SUMMARY: Critical multivessel coronary artery disease with distal left main, LAD, and circumflex stenosis. Critical subclavian stenosis compromising antegrade flow from an IMA graft. No evidence of circumflex bypass, thus indicating compromise of
flow to the left circumflex distribution.

Based on the patient's clinical presentation and apparent lack revascularization to the lateral wall, it was elected to proceed with angioplasty.

INTERVENTION: Angiomax was used for effective anticoagulation and an EBU 3.75 guide catheter was used to intubate the left main coronary artery. A Runthrough wire was placed to the distal circumflex and an ATW wire was placed to the distal LAD. A 2.5
balloon was used to predilate the lesion in the LAD with effective balloon angioplasty of the LAD with 0% residual stenosis. Next, the balloon was then redirected across the Runthrough wire into the proximal left circumflex and was dilated to 6
atmospheres. A 3.0 x 15 Resolute drug-eluting stent was then deployed and postdilated with a 3.5 x 12 noncompliant balloon to 18 atmospheres with an excellent angiographic result and TIMI-III flow.

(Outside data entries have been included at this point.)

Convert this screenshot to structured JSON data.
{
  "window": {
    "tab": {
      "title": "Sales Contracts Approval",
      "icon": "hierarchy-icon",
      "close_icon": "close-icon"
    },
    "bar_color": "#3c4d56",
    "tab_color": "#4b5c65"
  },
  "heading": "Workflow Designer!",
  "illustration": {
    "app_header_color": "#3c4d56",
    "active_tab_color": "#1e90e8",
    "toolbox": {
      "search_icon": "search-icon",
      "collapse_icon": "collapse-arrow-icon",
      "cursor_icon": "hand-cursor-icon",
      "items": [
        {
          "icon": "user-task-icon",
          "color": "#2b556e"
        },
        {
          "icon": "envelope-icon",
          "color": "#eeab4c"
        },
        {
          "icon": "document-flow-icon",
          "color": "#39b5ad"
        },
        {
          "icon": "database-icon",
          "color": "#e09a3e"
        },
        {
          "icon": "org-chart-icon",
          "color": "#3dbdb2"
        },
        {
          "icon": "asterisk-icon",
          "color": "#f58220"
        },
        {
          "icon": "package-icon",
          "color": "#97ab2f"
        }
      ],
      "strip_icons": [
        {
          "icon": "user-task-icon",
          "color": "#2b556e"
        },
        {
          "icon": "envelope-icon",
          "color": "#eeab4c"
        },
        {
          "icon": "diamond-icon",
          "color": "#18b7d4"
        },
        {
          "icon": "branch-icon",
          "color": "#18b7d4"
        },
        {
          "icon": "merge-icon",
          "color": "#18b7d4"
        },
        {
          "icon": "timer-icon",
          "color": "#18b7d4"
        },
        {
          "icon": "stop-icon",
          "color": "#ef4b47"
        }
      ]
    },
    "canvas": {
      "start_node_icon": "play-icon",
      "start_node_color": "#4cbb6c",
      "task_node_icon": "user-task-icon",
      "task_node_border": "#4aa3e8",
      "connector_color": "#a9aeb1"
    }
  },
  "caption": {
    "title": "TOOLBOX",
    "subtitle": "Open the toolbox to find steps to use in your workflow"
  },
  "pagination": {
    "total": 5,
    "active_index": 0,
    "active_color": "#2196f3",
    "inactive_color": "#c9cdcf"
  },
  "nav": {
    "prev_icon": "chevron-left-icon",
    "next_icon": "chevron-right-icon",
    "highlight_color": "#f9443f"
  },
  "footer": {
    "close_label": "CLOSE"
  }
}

SUMMARY: Successful percutaneous intervention of the proximal left circumflex with placement of a rather drug-eluting stent, balloon angioplasty of the LAD.

I have
93459-26-59
92928-LC
92920-LD
36225-26
Am I correct and any other modifiers on the 36225

I agree with your codes except for 36225. There is no documentation for angiography of the vertebral circulation. The interpretation (and selection) of the subclavian is part of the LIMA graft evaluation which is included in 93459.